Diagnostic and prognostic value of cardiac magnetic resonance in patients with pulmonary hypertension

Sammanfattning: Pulmonary arterial hypertension (PAH) is a rare disease with poor prognosis. The symptoms are often unspecific, which can lead to delayed diagnosis. Cardiac magnetic resonance imaging (CMR) can be used to accurately assess the right ventricle (RV) and is the gold standard for measuring volumes and global ventricular function, such as ejection fraction. However, even with preserved ejection fraction subtle changes in cardiac function has been shown in patients with PAH.Therefore, the aims for this thesis were to a) evaluate novel methods using CMR for early risk assessment of PAH, b) if these CMR measures are related to invasive measurements, and c) if CMR can assist improved prognostication.The results of the publication where:I. Lower biventricular longitudinal strain is mainly determined by increased pulmonary pressure and not by systemic sclerosis (SSc) per se. Low longitudinal strain are indicative of increased pulmonary arterial pressure and resistance. II. Left ventricular (LV) longitudinal strain differed in SSc patients with insertion fibrosis or infarction compared to no fibrosis.

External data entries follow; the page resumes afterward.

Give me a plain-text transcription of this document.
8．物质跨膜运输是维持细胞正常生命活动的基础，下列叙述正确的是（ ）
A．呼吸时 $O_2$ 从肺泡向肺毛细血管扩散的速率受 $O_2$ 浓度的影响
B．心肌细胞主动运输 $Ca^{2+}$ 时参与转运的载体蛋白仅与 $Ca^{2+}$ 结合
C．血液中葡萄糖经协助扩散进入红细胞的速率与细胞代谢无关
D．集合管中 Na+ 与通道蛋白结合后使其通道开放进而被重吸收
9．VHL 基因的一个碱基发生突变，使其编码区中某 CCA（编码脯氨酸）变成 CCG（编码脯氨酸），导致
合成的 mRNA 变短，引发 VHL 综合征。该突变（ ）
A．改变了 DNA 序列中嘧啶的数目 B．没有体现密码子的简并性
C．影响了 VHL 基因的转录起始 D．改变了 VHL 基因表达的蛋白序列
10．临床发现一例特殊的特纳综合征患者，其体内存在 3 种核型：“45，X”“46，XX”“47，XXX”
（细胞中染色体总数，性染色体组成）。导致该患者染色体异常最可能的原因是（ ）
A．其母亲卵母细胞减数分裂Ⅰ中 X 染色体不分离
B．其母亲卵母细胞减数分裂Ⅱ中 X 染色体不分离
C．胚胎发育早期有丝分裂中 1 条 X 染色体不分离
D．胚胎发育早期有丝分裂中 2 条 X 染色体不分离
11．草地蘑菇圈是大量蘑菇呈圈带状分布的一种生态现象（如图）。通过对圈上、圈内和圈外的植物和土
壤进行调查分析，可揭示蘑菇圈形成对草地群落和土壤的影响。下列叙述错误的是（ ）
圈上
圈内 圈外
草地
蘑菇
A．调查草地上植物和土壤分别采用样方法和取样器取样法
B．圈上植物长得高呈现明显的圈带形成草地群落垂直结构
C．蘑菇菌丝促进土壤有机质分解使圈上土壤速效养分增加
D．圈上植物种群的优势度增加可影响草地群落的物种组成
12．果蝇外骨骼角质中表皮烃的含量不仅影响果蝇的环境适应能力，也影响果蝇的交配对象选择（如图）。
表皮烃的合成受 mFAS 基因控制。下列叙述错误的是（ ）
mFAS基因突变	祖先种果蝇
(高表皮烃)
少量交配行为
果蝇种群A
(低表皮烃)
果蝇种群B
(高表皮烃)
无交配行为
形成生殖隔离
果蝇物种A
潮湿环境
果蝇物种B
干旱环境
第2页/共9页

SSc patients had lower RV longitudinal strain and strain rate compared to controls.III. There was moderate to strong correlation of regional CMR measurements to corresponding echocardiographic measures such as RV lateral atrio-ventricular plane displacement (AVPD), maximum emptying velocity, RV fractional area change and RV free wall strain.IV. Lower LV and RV AVPD were associated with increased risk for lung transplantation or mortality in patients with PAH.V. Dyssynchrony measured as the standard deviation between time to peak strain and pulmonary valve closure from the six walls in three views (short axis, 4 chamber and RV 3 chamber) was associated with decreased transplantation free survival.